Nur noch ein Drittel der Kliniken sind in Betrieb

Die gezielte Zerstörung von Hospitälern, Lazaretten, Gesundheitsstationen, Arzneifabriken und Krankenwagen gehört zur bestialischen Kriegsstrategie in Syrien wie das Aushungern von ganzen Städten, Angriffe auf Schulen oder Massaker unter Wartenden, die für Brot anstehen. „Schlimmer als alles, was ich auf dem Balkan erlebt habe“, urteilte die ehemalige Chefanklägerin des Internationalen Strafgerichtshofs für die Kriegsverbrechen im ehemaligen Jugoslawien, Carla Del Ponte. Die Schweizer Juristin dokumentiert heute als UN-Ermittlerin Beweise für Kriegsverbrechen in Syrien. „Als wir unsere Untersuchung zu den Hospitälern begannen, haben wir zunächst geglaubt, dass die Angriffe Ergebnis eines schlechten Zivilschutzes sind“, sagte Widney Brown, Programmdirektor von „Ärzte für Menschenrechte“. Doch je mehr Daten die Aktivisten zusammentrugen, umso klarer wurde ihnen, „dass es sich um eine Strategie der Assad-Regierung – und jetzt auch Russlands – handelt“. Zahlreiche Kliniken seien mehrfach angegriffen worden, bis sie aufgegeben werden mussten.

„Das Gesundheitswesen zu zerstören, ist eine effektive Taktik“, erläuterte Brown. „Denn man erzeugt hohe zivile Verluste, die nicht das direkte Ergebnis von Bombenangriffen sind.“ So wären in Aleppo nur noch ein Drittel der einst 33 Krankenhäuser in Betrieb. 95 Prozent aller Ärzte seien geflohen, verhaftet oder getötet worden. Die letzten 80 Mediziner in der zerstörten Millionenstadt könnten nur noch die am schwersten Verwundeten behandeln und seien gezwungen, „in Badezimmern, Kellerhöhlen oder anderen Verstecken zu operieren“.

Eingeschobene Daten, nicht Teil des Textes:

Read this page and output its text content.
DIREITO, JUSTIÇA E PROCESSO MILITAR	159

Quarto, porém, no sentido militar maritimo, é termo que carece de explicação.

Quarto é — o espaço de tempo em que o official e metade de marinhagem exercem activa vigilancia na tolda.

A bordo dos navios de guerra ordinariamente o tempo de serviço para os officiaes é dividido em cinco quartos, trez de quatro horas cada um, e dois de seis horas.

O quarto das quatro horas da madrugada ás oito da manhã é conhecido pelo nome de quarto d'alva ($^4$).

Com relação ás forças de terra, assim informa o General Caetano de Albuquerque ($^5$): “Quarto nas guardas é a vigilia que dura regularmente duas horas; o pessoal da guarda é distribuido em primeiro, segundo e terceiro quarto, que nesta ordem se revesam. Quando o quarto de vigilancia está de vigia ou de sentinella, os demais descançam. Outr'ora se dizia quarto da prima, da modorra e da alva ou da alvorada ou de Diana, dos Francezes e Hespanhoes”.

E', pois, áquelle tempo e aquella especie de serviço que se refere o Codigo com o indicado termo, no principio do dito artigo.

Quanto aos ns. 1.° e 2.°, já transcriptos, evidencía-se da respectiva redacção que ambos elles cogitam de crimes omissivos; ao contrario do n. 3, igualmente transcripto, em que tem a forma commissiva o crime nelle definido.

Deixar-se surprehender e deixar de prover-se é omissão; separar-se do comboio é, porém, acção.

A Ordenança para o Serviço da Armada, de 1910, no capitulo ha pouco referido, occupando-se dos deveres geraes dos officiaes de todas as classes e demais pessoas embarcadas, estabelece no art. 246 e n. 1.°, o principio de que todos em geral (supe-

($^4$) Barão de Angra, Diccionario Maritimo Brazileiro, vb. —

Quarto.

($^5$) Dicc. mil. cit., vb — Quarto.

Bilder aus Madaya bewegen die Welt

Gleiches geschieht auch auf anderen Kriegsschauplätzen des Nahen und Mittleren Ostens. In Afghanistan bombardierten US-Kampfflugzeuge am 3. Oktober das MSF-Hospital in Kundus und legten es in Schutt und Asche. Drei Wochen später nahmen saudische F-16 im Nordjemen eine MSF-Klinik unter Feuer, obwohl der Einsatzzentrale in Riyadh die GPS-Koordinaten der Gebäude übermittelt worden waren. UN-Generalsekretär Ban Ki-Moon verurteilte den Angriff scharf, trotzdem traf es wenige Tage später die nächste Klinik, diesmal in Taiz. „Die Luftschläge Saudi-Arabiens machen im Jemen das Gleiche wie die des Assad-Regimes in Syrien“, sagt Widney Brown. Nur dass die Folgen im Jemen noch verheerender sind, weil das ärmste Land der arabischen Welt bereits vor Beginn des Krieges ein extrem schlechtes Gesundheitssystem hatte.

Die Bilder der ausgemergelten Bewohner von Madaya, der von Regierungstruppen und Hisbollah umzingelten Stadt nahe Damaskus, bewegten die Welt. Am Montagabend wurden endlich 44 Lastwagen des Roten Halbmonds und des Roten Kreuzes durchgelassen. 400 halb verhungerte Menschen müssten nach Ansicht der Helfer sofort evakuiert werden, sonst sei ihr Leben in Gefahr. „Das Leiden in Madaya ist das Schlimmste, was der syrische Bürgerkrieg bisher gesehen hat“, erklärte sichtlich erschüttert der Chef des syrischen UN-Flüchtlingshilfswerks, Sajjad Malik, in Genf. Doch Madaya ist kein Einzelfall. In 15 weiteren Hungerenklaven warten 400 000 eingeschlossene Menschen ebenfalls verzweifelt auf Hilfe von außen.